I am reading AN4581 Secure Boot on i.MX50, i.MX53, and i.MX 6 Series using HABv4, Rev. 1, 10/2015, on Appendix A. SRK Revocation on i.MX 6 Series the following is stated:
(...) However, in the Closed configuration, HAB, by default, sets the SRK_REVOKE_LOCK sticky bit in the OCOTP controller to write protect this eFuse field. To instruct HAB not to lock the SRK_REVOKE field requires the use of the Unlock CSF command, with the command flag indicating to unlock the SRK_REVOKE field. Including this command in a CSF signature allows the SRK0 fuse to be blown by a trusted bootloader or runtime image. Below is an example CSF command that unlocks the SRK_REVOKE eFuse field, allowing U-Boot or a later stage to burn the fuse.
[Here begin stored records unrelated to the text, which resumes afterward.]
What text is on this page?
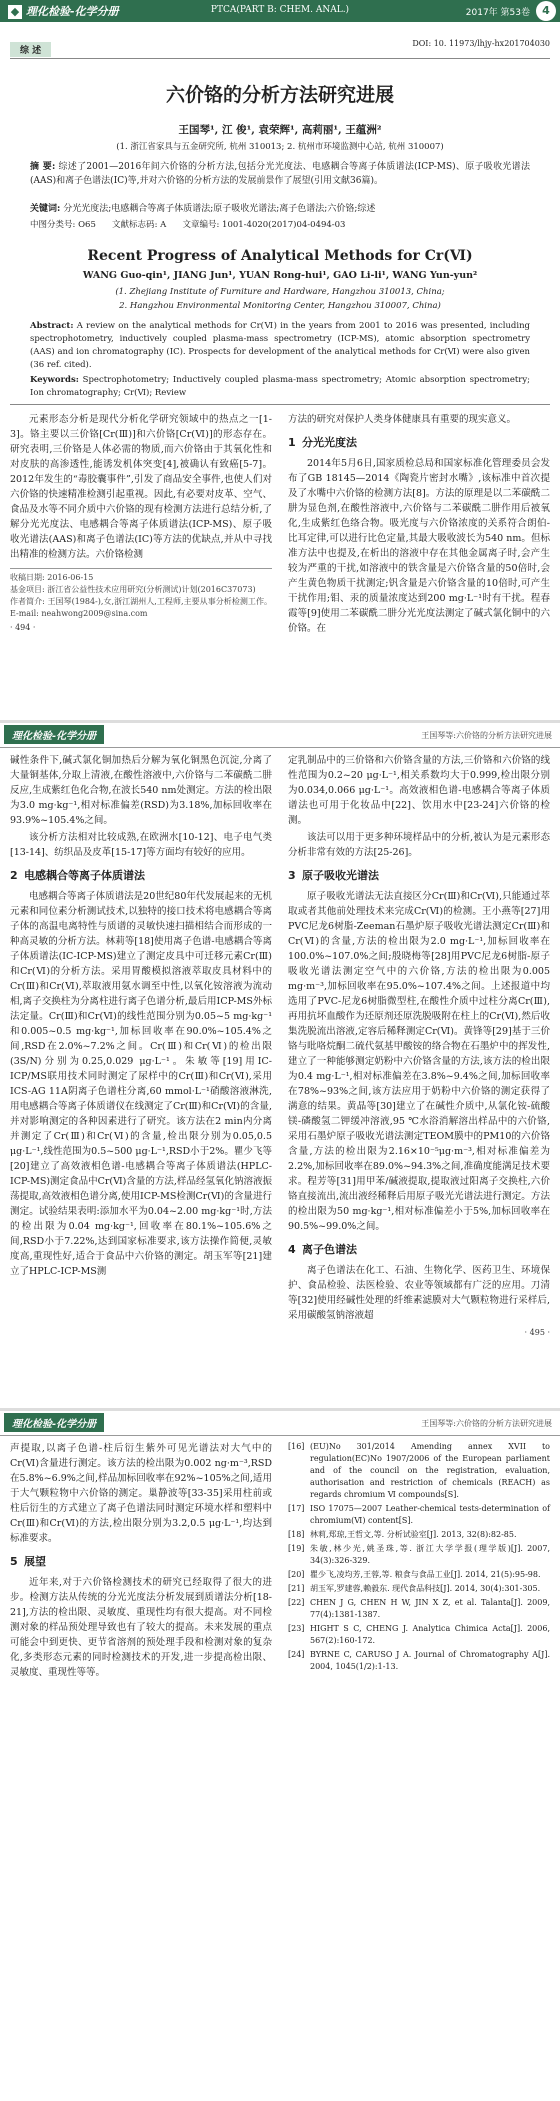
◆ 理化检验-化学分册	PTCA(PART B: CHEM. ANAL.)	2017年 第53卷	4
综 述
DOI: 10. 11973/lhjy-hx201704030
六价铬的分析方法研究进展
王国琴¹, 江 俊¹, 袁荣辉¹, 高莉丽¹, 王蕴洲²
(1. 浙江省家具与五金研究所, 杭州 310013; 2. 杭州市环境监测中心站, 杭州 310007)
摘 要: 综述了2001—2016年间六价铬的分析方法,包括分光光度法、电感耦合等离子体质谱法(ICP-MS)、原子吸收光谱法(AAS)和离子色谱法(IC)等,并对六价铬的分析方法的发展前景作了展望(引用文献36篇)。
关键词: 分光光度法;电感耦合等离子体质谱法;原子吸收光谱法;离子色谱法;六价铬;综述
中图分类号: O65      文献标志码: A      文章编号: 1001-4020(2017)04-0494-03
Recent Progress of Analytical Methods for Cr(Ⅵ)
WANG Guo-qin¹, JIANG Jun¹, YUAN Rong-hui¹, GAO Li-li¹, WANG Yun-yun²
(1. Zhejiang Institute of Furniture and Hardware, Hangzhou 310013, China;
2. Hangzhou Environmental Monitoring Center, Hangzhou 310007, China)
Abstract: A review on the analytical methods for Cr(Ⅵ) in the years from 2001 to 2016 was presented, including spectrophotometry, inductively coupled plasma-mass spectrometry (ICP-MS), atomic absorption spectrometry (AAS) and ion chromatography (IC). Prospects for development of the analytical methods for Cr(Ⅵ) were also given (36 ref. cited).
Keywords: Spectrophotometry; Inductively coupled plasma-mass spectrometry; Atomic absorption spectrometry; Ion chromatography; Cr(Ⅵ); Review

元素形态分析是现代分析化学研究领域中的热点之一[1-3]。铬主要以三价铬[Cr(Ⅲ)]和六价铬[Cr(Ⅵ)]的形态存在。研究表明,三价铬是人体必需的物质,而六价铬由于其氧化性和对皮肤的高渗透性,能诱发机体突变[4],被确认有致癌[5-7]。2012年发生的“毒胶囊事件”,引发了商品安全事件,也使人们对六价铬的快速精准检测引起重视。因此,有必要对皮革、空气、食品及水等不同介质中六价铬的现有检测方法进行总结分析,了解分光光度法、电感耦合等离子体质谱法(ICP-MS)、原子吸收光谱法(AAS)和离子色谱法(IC)等方法的优缺点,并从中寻找出精准的检测方法。六价铬检测

收稿日期: 2016-06-15
基金项目: 浙江省公益性技术应用研究(分析测试)计划(2016C37073)
作者简介: 王国琴(1984-),女,浙江湖州人,工程师,主要从事分析检测工作。E-mail: neahwong2009@sina.com
· 494 ·

方法的研究对保护人类身体健康具有重要的现实意义。

1 分光光度法

2014年5月6日,国家质检总局和国家标准化管理委员会发布了GB 18145—2014《陶瓷片密封水嘴》,该标准中首次提及了水嘴中六价铬的检测方法[8]。方法的原理是以二苯碳酰二肼为显色剂,在酸性溶液中,六价铬与二苯碳酰二肼作用后被氧化,生成紫红色络合物。吸光度与六价铬浓度的关系符合朗伯-比耳定律,可以进行比色定量,其最大吸收波长为540 nm。但标准方法中也提及,在析出的溶液中存在其他金属离子时,会产生较为严重的干扰,如溶液中的铁含量是六价铬含量的50倍时,会产生黄色物质干扰测定;钒含量是六价铬含量的10倍时,可产生干扰作用;钼、汞的质量浓度达到200 mg·L⁻¹时有干扰。程春霞等[9]使用二苯碳酰二肼分光光度法测定了碱式氯化铜中的六价铬。在

理化检验-化学分册	王国琴等:六价铬的分析方法研究进展

碱性条件下,碱式氯化铜加热后分解为氧化铜黑色沉淀,分离了大量铜基体,分取上清液,在酸性溶液中,六价铬与二苯碳酰二肼反应,生成紫红色化合物,在波长540 nm处测定。方法的检出限为3.0 mg·kg⁻¹,相对标准偏差(RSD)为3.18%,加标回收率在93.9%~105.4%之间。

该分析方法相对比较成熟,在欧洲水[10-12]、电子电气类[13-14]、纺织品及皮革[15-17]等方面均有较好的应用。

2 电感耦合等离子体质谱法

电感耦合等离子体质谱法是20世纪80年代发展起来的无机元素和同位素分析测试技术,以独特的接口技术将电感耦合等离子体的高温电离特性与质谱的灵敏快速扫描相结合而形成的一种高灵敏的分析方法。林莉等[18]使用离子色谱-电感耦合等离子体质谱法(IC-ICP-MS)建立了测定皮具中可迁移元素Cr(Ⅲ)和Cr(Ⅵ)的分析方法。采用胃酸模拟溶液萃取皮具材料中的Cr(Ⅲ)和Cr(Ⅵ),萃取液用氨水调至中性,以氧化铵溶液为流动相,离子交换柱为分离柱进行离子色谱分析,最后用ICP-MS外标法定量。Cr(Ⅲ)和Cr(Ⅵ)的线性范围分别为0.05~5 mg·kg⁻¹和0.005~0.5 mg·kg⁻¹,加标回收率在90.0%~105.4%之间,RSD在2.0%~7.2%之间。Cr(Ⅲ)和Cr(Ⅵ)的检出限(3S/N)分别为0.25,0.029 μg·L⁻¹。朱敏等[19]用IC-ICP/MS联用技术同时测定了尿样中的Cr(Ⅲ)和Cr(Ⅵ),采用ICS-AG 11A阴离子色谱柱分离,60 mmol·L⁻¹硝酸溶液淋洗,用电感耦合等离子体质谱仪在线测定了Cr(Ⅲ)和Cr(Ⅵ)的含量,并对影响测定的各种因素进行了研究。该方法在2 min内分离并测定了Cr(Ⅲ)和Cr(Ⅵ)的含量,检出限分别为0.05,0.5 μg·L⁻¹,线性范围为0.5~500 μg·L⁻¹,RSD小于2%。瞿少飞等[20]建立了高效液相色谱-电感耦合等离子体质谱法(HPLC-ICP-MS)测定食品中Cr(Ⅵ)含量的方法,样品经氢氧化钠溶液振荡提取,高效液相色谱分离,使用ICP-MS检测Cr(Ⅵ)的含量进行测定。试验结果表明:添加水平为0.04~2.00 mg·kg⁻¹时,方法的检出限为0.04 mg·kg⁻¹,回收率在80.1%~105.6%之间,RSD小于7.22%,达到国家标准要求,该方法操作简便,灵敏度高,重现性好,适合于食品中六价铬的测定。胡玉军等[21]建立了HPLC-ICP-MS测

定乳制品中的三价铬和六价铬含量的方法,三价铬和六价铬的线性范围为0.2~20 μg·L⁻¹,相关系数均大于0.999,检出限分别为0.034,0.066 μg·L⁻¹。高效液相色谱-电感耦合等离子体质谱法也可用于化妆品中[22]、饮用水中[23-24]六价铬的检测。

该法可以用于更多种环境样品中的分析,被认为是元素形态分析非常有效的方法[25-26]。

3 原子吸收光谱法

原子吸收光谱法无法直接区分Cr(Ⅲ)和Cr(Ⅵ),只能通过萃取或者其他前处理技术来完成Cr(Ⅵ)的检测。王小燕等[27]用PVC尼龙6树脂-Zeeman石墨炉原子吸收光谱法测定Cr(Ⅲ)和Cr(Ⅵ)的含量,方法的检出限为2.0 mg·L⁻¹,加标回收率在100.0%~107.0%之间;殷晓梅等[28]用PVC尼龙6树脂-原子吸收光谱法测定空气中的六价铬,方法的检出限为0.005 mg·m⁻³,加标回收率在95.0%~107.4%之间。上述报道中均选用了PVC-尼龙6树脂微型柱,在酸性介质中过柱分离Cr(Ⅲ),再用抗坏血酸作为还原剂还原洗脱吸附在柱上的Cr(Ⅵ),然后收集洗脱流出溶液,定容后稀释测定Cr(Ⅵ)。黄锋等[29]基于三价铬与吡咯烷酮二硫代氨基甲酸铵的络合物在石墨炉中的挥发性,建立了一种能够测定奶粉中六价铬含量的方法,该方法的检出限为0.4 mg·L⁻¹,相对标准偏差在3.8%~9.4%之间,加标回收率在78%~93%之间,该方法应用于奶粉中六价铬的测定获得了满意的结果。黄晶等[30]建立了在碱性介质中,从氯化铵-硫酸镁-磷酸氢二钾缓冲溶液,95 ℃水浴消解溶出样品中的六价铬,采用石墨炉原子吸收光谱法测定TEOM膜中的PM10的六价铬含量,方法的检出限为2.16×10⁻⁵μg·m⁻³,相对标准偏差为2.2%,加标回收率在89.0%~94.3%之间,准确度能满足技术要求。程芳等[31]用甲苯/碱液提取,提取液过阳离子交换柱,六价铬直接流出,流出液经稀释后用原子吸光光谱法进行测定。方法的检出限为50 mg·kg⁻¹,相对标准偏差小于5%,加标回收率在90.5%~99.0%之间。

4 离子色谱法

离子色谱法在化工、石油、生物化学、医药卫生、环境保护、食品检验、法医检验、农业等领域都有广泛的应用。刀清等[32]使用经碱性处理的纤维素滤膜对大气颗粒物进行采样后,采用碳酸氢钠溶液超

· 495 ·
理化检验-化学分册	王国琴等:六价铬的分析方法研究进展

声提取,以离子色谱-柱后衍生紫外可见光谱法对大气中的Cr(Ⅵ)含量进行测定。该方法的检出限为0.002 ng·m⁻³,RSD在5.8%~6.9%之间,样品加标回收率在92%~105%之间,适用于大气颗粒物中六价铬的测定。巢静波等[33-35]采用柱前或柱后衍生的方式建立了离子色谱法同时测定环境水样和塑料中Cr(Ⅲ)和Cr(Ⅵ)的方法,检出限分别为3.2,0.5 μg·L⁻¹,均达到标准要求。

5 展望

近年来,对于六价铬检测技术的研究已经取得了很大的进步。检测方法从传统的分光光度法分析发展到质谱法分析[18-21],方法的检出限、灵敏度、重现性均有很大提高。对不同检测对象的样品预处理导致也有了较大的提高。未来发展的重点可能会中到更快、更节省溶剂的预处理手段和检测对象的复杂化,多类形态元素的同时检测技术的开发,进一步提高检出限、灵敏度、重现性等等。

[16] (EU)No 301/2014 Amending annex XVII to regulation(EC)No 1907/2006 of the European parliament and of the council on the registration, evaluation, authorisation and restriction of chemicals (REACH) as regards chromium Ⅵ compounds[S].

[17] ISO 17075—2007 Leather-chemical tests-determination of chromium(Ⅵ) content[S].

[18] 林莉,郑琼,王哲文,等. 分析试验室[J]. 2013, 32(8):82-85.

[19] 朱敏,林少光,姚圣珠,等. 浙江大学学报(理学版)[J]. 2007, 34(3):326-329.

[20] 瞿少飞,凌均芳,王蓉,等. 粮食与食品工业[J]. 2014, 21(5):95-98.

[21] 胡玉军,罗建蓉,赖毅东. 现代食品科技[J]. 2014, 30(4):301-305.

[22] CHEN J G, CHEN H W, JIN X Z, et al. Talanta[J]. 2009, 77(4):1381-1387.

[23] HIGHT S C, CHENG J. Analytica Chimica Acta[J]. 2006, 567(2):160-172.

[24] BYRNE C, CARUSO J A. Journal of Chromatography A[J]. 2004, 1045(1/2):1-13.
I built a signed U-Boot with the following CSF description file:
Version = 4.0
Hash Algorithm = sha256
Engine Configuration = 0
Certificate Format = X509
Signature Format = CMS
File = "SRK_table.bin"
Source index = 3
File = "CSF4_1_sha256_2048_65537_v3_usr_crt.pem"
Engine = CAAM
Features = RNG
Verification index = 0
Target index = 2
File = "IMG4_1_sha256_2048_65537_v3_usr_crt.pem"
Verification index = 2
Blocks = 0x177FF400 0 0x60C00 "u-boot-pad.imx"
And I have able to burn the SRK_REVOKE field, and revoke the key index 2. Notice that the following block:
Engine = OCOTP
Features = SRK Revoke
is *not* present the CSF description file I used.
I was expecting not to be able to program the SRK_REVOKE field. Could you explain this behaviour?